5. - Ora, il giudice a quo pone in evidenza l'iniquo risultato che viene a determinarsi, applicando l'enunciato sistema di calcolo, a svantaggio di coloro che svolgano il lavoro parziale c.d. orizzontale (cioè di poche ore per più giorni) rispetto a coloro che svolgano il part-time c.d. verticale (cioé molte ore in pochi giorni).
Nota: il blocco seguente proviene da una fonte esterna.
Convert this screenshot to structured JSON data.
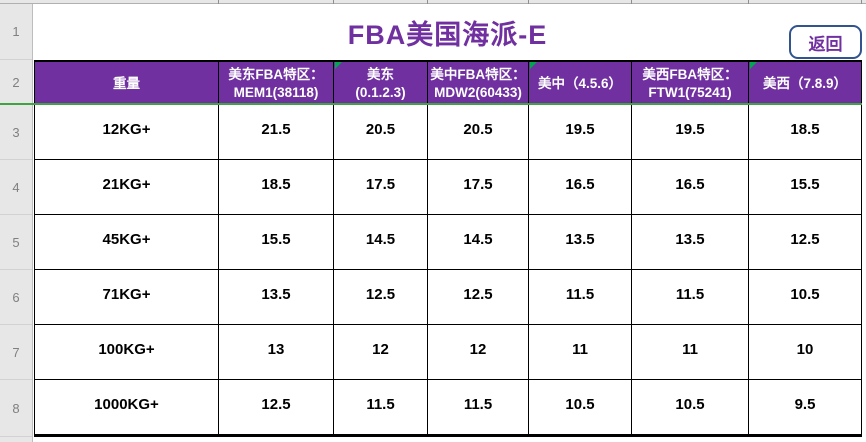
{
  "title": "FBA美国海派-E",
  "back_button_label": "返回",
  "sheet": {
    "row_numbers": [
      "1",
      "2",
      "3",
      "4",
      "5",
      "6",
      "7",
      "8"
    ]
  },
  "table": {
    "headers": [
      {
        "line1": "重量",
        "line2": ""
      },
      {
        "line1": "美东FBA特区：",
        "line2": "MEM1(38118)"
      },
      {
        "line1": "美东",
        "line2": "(0.1.2.3)"
      },
      {
        "line1": "美中FBA特区：",
        "line2": "MDW2(60433)"
      },
      {
        "line1": "美中（4.5.6）",
        "line2": ""
      },
      {
        "line1": "美西FBA特区：",
        "line2": "FTW1(75241)"
      },
      {
        "line1": "美西（7.8.9）",
        "line2": ""
      }
    ],
    "rows": [
      [
        "12KG+",
        "21.5",
        "20.5",
        "20.5",
        "19.5",
        "19.5",
        "18.5"
      ],
      [
        "21KG+",
        "18.5",
        "17.5",
        "17.5",
        "16.5",
        "16.5",
        "15.5"
      ],
      [
        "45KG+",
        "15.5",
        "14.5",
        "14.5",
        "13.5",
        "13.5",
        "12.5"
      ],
      [
        "71KG+",
        "13.5",
        "12.5",
        "12.5",
        "11.5",
        "11.5",
        "10.5"
      ],
      [
        "100KG+",
        "13",
        "12",
        "12",
        "11",
        "11",
        "10"
      ],
      [
        "1000KG+",
        "12.5",
        "11.5",
        "11.5",
        "10.5",
        "10.5",
        "9.5"
      ]
    ],
    "error_flag_columns": [
      2,
      4,
      6
    ]
  },
  "colors": {
    "header_purple": "#7030A0",
    "title_purple": "#7030A0",
    "freeze_line_green": "#3FA243",
    "flag_green": "#00A651",
    "button_border_blue": "#31538F"
  }
}
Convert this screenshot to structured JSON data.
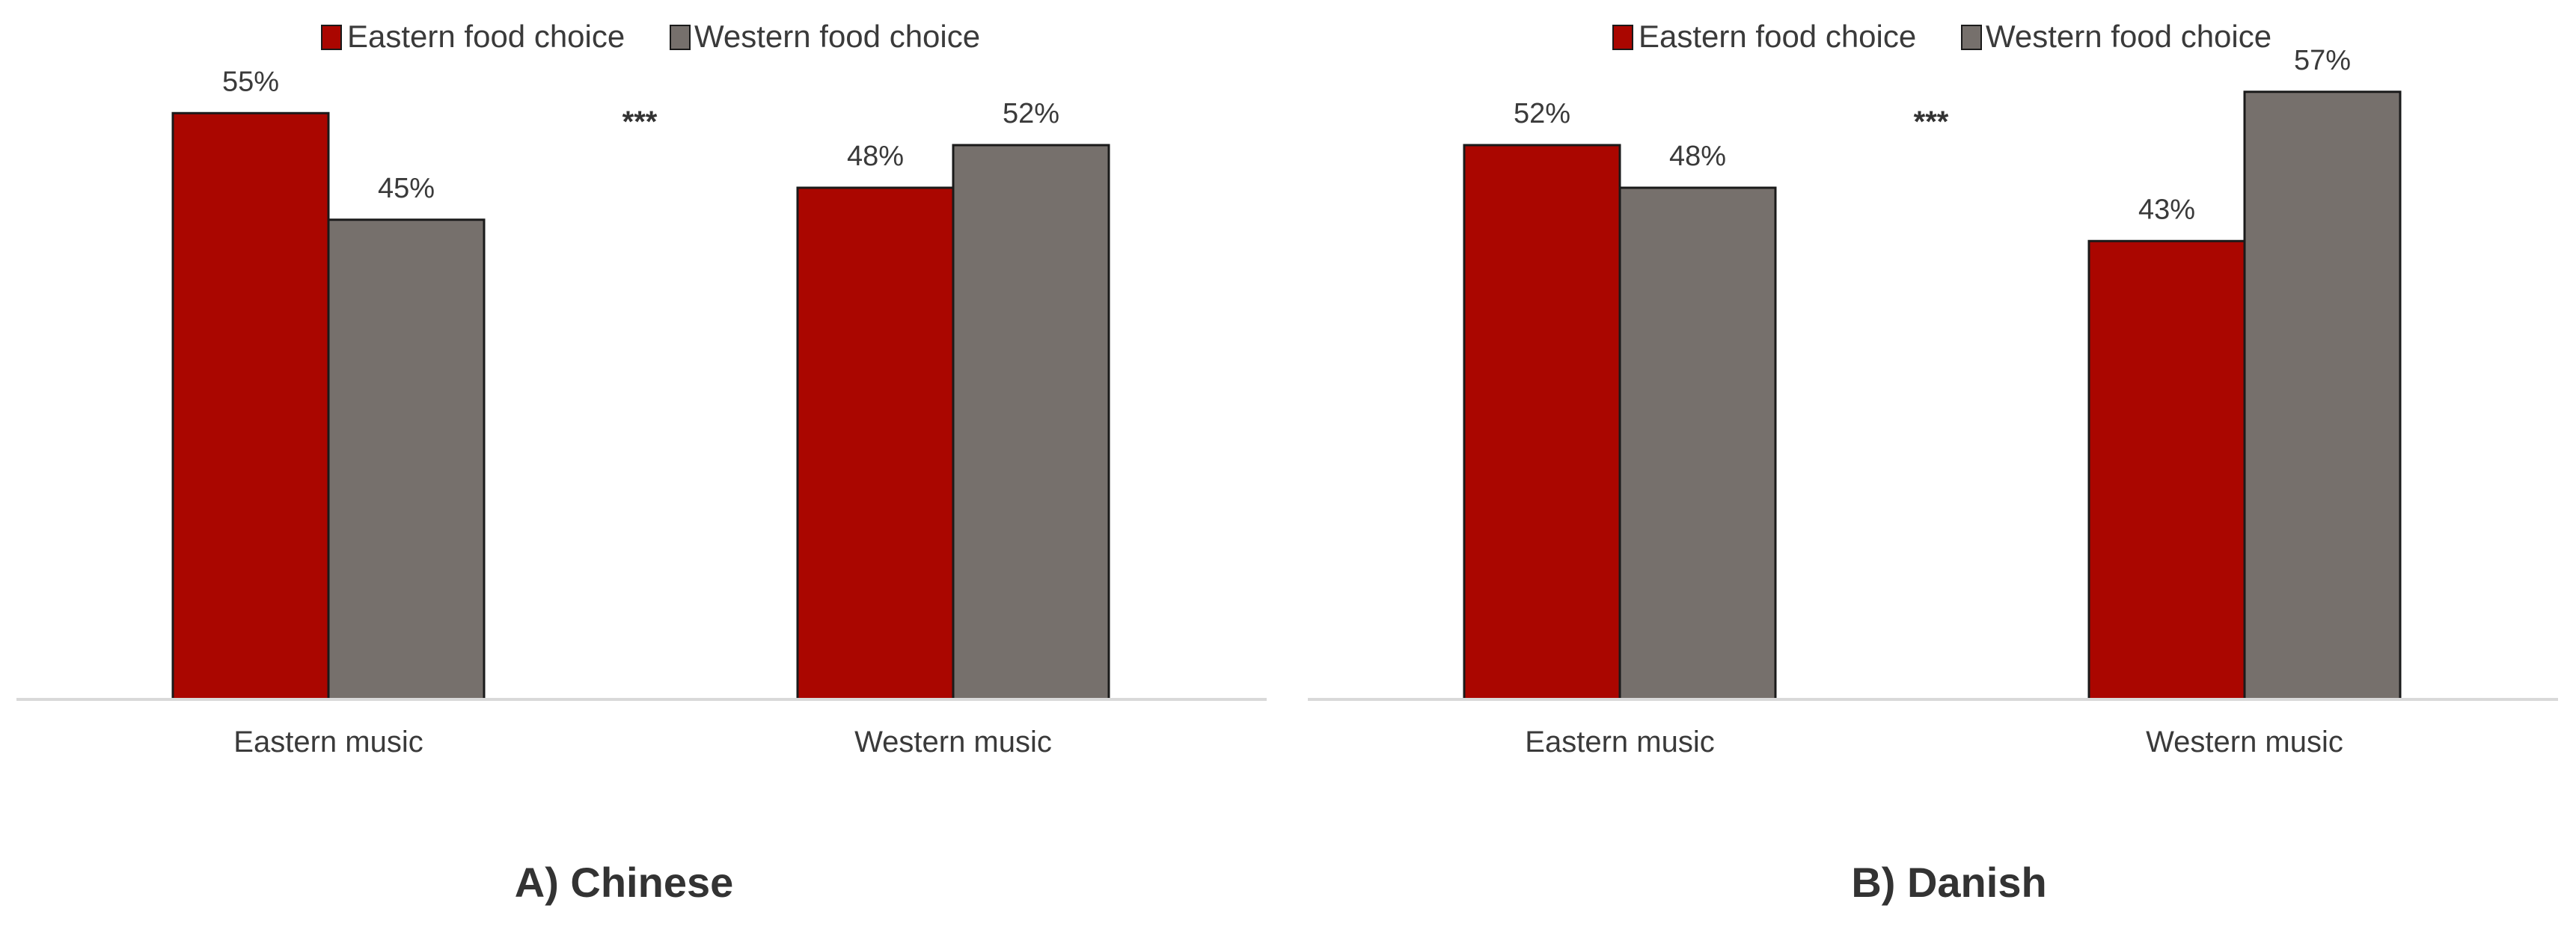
{
  "chart_data": [
    {
      "type": "bar",
      "title": "A) Chinese",
      "categories": [
        "Eastern music",
        "Western music"
      ],
      "series": [
        {
          "name": "Eastern food choice",
          "values": [
            55,
            48
          ],
          "labels": [
            "55%",
            "48%"
          ],
          "color": "#AA0600"
        },
        {
          "name": "Western food choice",
          "values": [
            45,
            52
          ],
          "labels": [
            "45%",
            "52%"
          ],
          "color": "#76706C"
        }
      ],
      "annotation": "***",
      "ylim": [
        0,
        60
      ],
      "grid": false,
      "legend_position": "top-center",
      "xlabel": "",
      "ylabel": ""
    },
    {
      "type": "bar",
      "title": "B) Danish",
      "categories": [
        "Eastern music",
        "Western music"
      ],
      "series": [
        {
          "name": "Eastern food choice",
          "values": [
            52,
            43
          ],
          "labels": [
            "52%",
            "43%"
          ],
          "color": "#AA0600"
        },
        {
          "name": "Western food choice",
          "values": [
            48,
            57
          ],
          "labels": [
            "48%",
            "57%"
          ],
          "color": "#76706C"
        }
      ],
      "annotation": "***",
      "ylim": [
        0,
        60
      ],
      "grid": false,
      "legend_position": "top-center",
      "xlabel": "",
      "ylabel": ""
    }
  ]
}
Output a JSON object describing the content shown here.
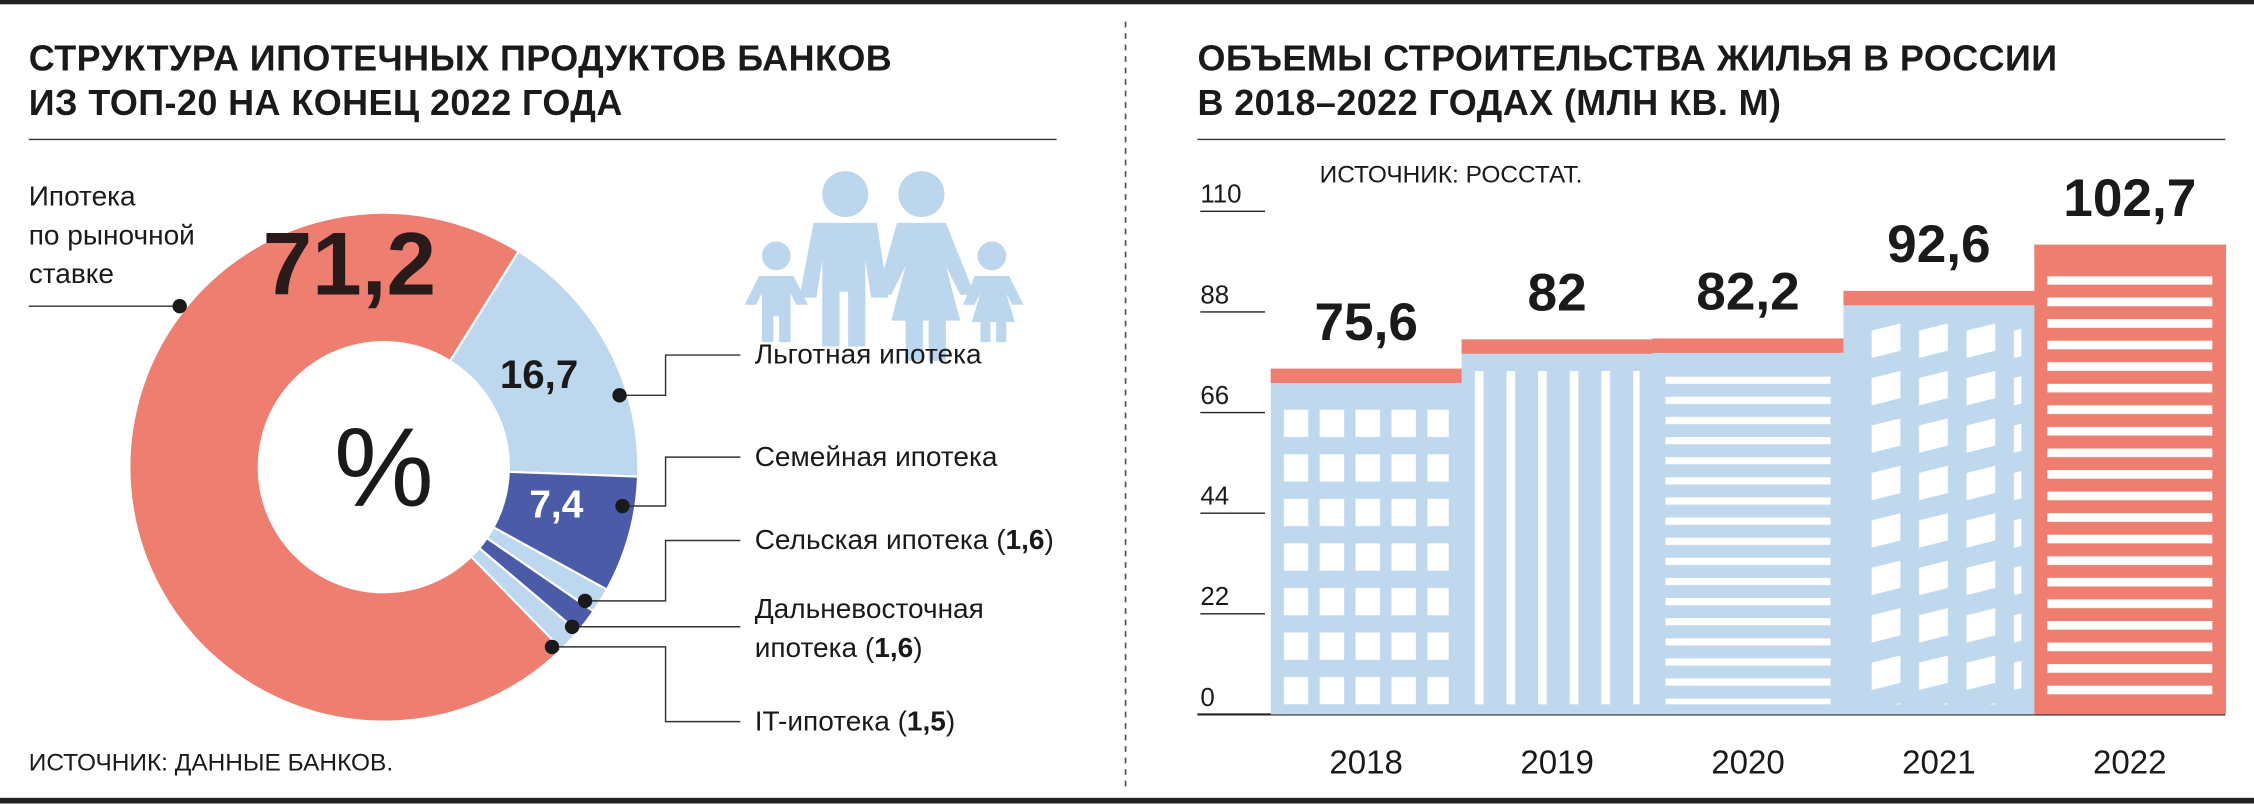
{
  "chart_data": [
    {
      "type": "donut",
      "title": "СТРУКТУРА ИПОТЕЧНЫХ ПРОДУКТОВ БАНКОВ\nИЗ ТОП-20 НА КОНЕЦ 2022 ГОДА",
      "center_label": "%",
      "source": "ИСТОЧНИК: ДАННЫЕ БАНКОВ.",
      "categories": [
        "Ипотека\nпо рыночной\nставке",
        "Льготная ипотека",
        "Семейная ипотека",
        "Сельская ипотека",
        "Дальневосточная\nипотека",
        "IT-ипотека"
      ],
      "values": [
        71.2,
        16.7,
        7.4,
        1.6,
        1.6,
        1.5
      ],
      "value_labels": [
        "71,2",
        "16,7",
        "7,4",
        "1,6",
        "1,6",
        "1,5"
      ],
      "value_label_brackets": [
        "(",
        ")"
      ],
      "colors": [
        "#ee7e70",
        "#bdd7ee",
        "#4b5ba8",
        "#bdd7ee",
        "#4b5ba8",
        "#bdd7ee"
      ]
    },
    {
      "type": "bar",
      "title": "ОБЪЕМЫ СТРОИТЕЛЬСТВА ЖИЛЬЯ В РОССИИ\nВ 2018–2022 ГОДАХ (МЛН КВ. М)",
      "source": "ИСТОЧНИК: РОССТАТ.",
      "categories": [
        "2018",
        "2019",
        "2020",
        "2021",
        "2022"
      ],
      "values": [
        75.6,
        82,
        82.2,
        92.6,
        102.7
      ],
      "value_labels": [
        "75,6",
        "82",
        "82,2",
        "92,6",
        "102,7"
      ],
      "colors": [
        "#c0d8ee",
        "#c0d8ee",
        "#c0d8ee",
        "#c0d8ee",
        "#ee7e70"
      ],
      "cap_color": "#ee7e70",
      "ylim": [
        0,
        110
      ],
      "yticks": [
        0,
        22,
        44,
        66,
        88,
        110
      ]
    }
  ]
}
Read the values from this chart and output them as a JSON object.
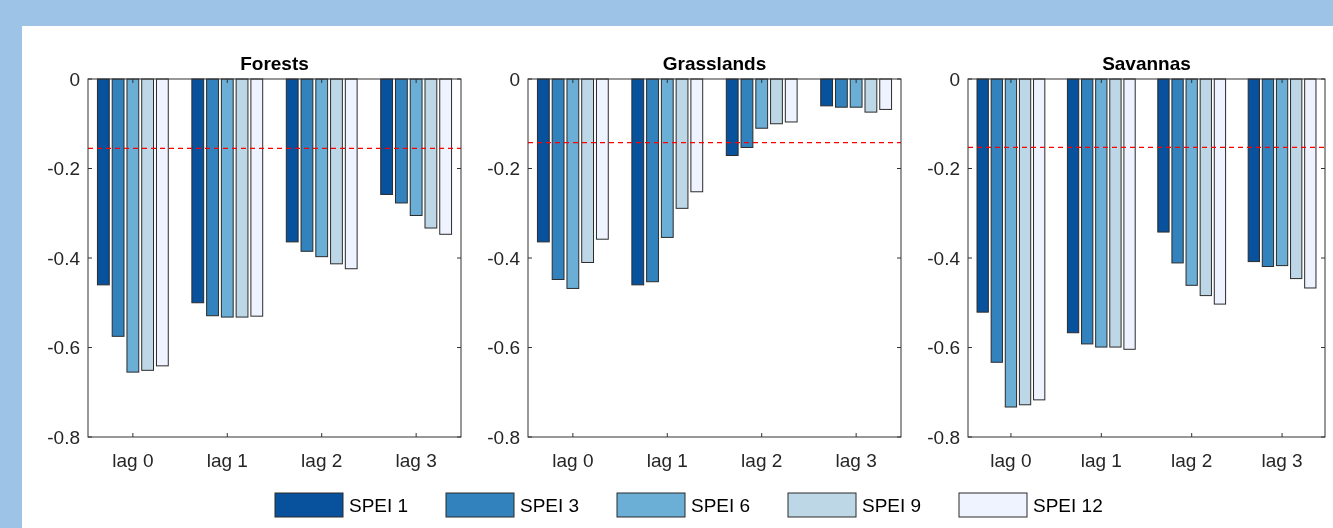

In altri termini, applicando il meccanismo previsto dal d.P.R. n. 488 del 1968 si ottiene il risultato che per un numero di ore di lavoro uguale la trattenuta è maggiore nella prima ipotesi (lavoro parziale orizzontale) rispetto a quella detratta nell'ipotesi di lavoro parziale verticale.

 

6. - Questi effetti - dovuti soprattutto al difetto di coordinamento delle due disposizioni citate - appaiono evidentemente distorsivi e possono essere corretti applicando, anche alla detrazione da effettuarsi per l'ipotesi di pensionato che presta altro lavoro, un criterio di calcolo analogo a quello previsto dall'art. 5 del decreto-legge n. 726 del 1984, convertito nella legge n. 863 del 1984, per commisurare la retribuzione per il lavoro parziale, e cioé un sistema basato non sul numero delle giornate in cui si presta il lavoro, ma sul numero delle ore effettivamente lavorate.

 

PER QUESTI MOTIVI

 

LA CORTE COSTITUZIONALE

 

 dichiara l'illegittimità costituzionale dell'art. 21 del d.P.R. 27 aprile 1968, n. 488 (Aumento e nuovo sistema di calcolo delle pensioni a carico dell'assicurazione generale obbligato ria), così come modificato dall'art. 20 della legge 30 aprile 1969, n. 153 (Revisione degli ordinamenti pensionistici e norme in materia di sicurezza sociale), nella parte in cui non prevede che nel caso di lavoro a tempo parziale svolto da pensionati l'ammontare della detrazione da effettuare per settimana di lavoro sia determinato dividendo l'importo della trattenuta settimanale relativo all'orario normale per il numero delle ore corrispondenti a tal orario, e moltiplicando il risultato per il numero delle ore effettivamente lavorate nella settimana.

 

Così deciso in Roma, nella sede della Corte costituzionale, Palazzo della Consulta, il 26 maggio 1994.

 

Gabriele PESCATORE, Presidente

 

Fernando SANTOSUOSSO, Redattore

 

Depositata in cancelleria il 08/06/1994.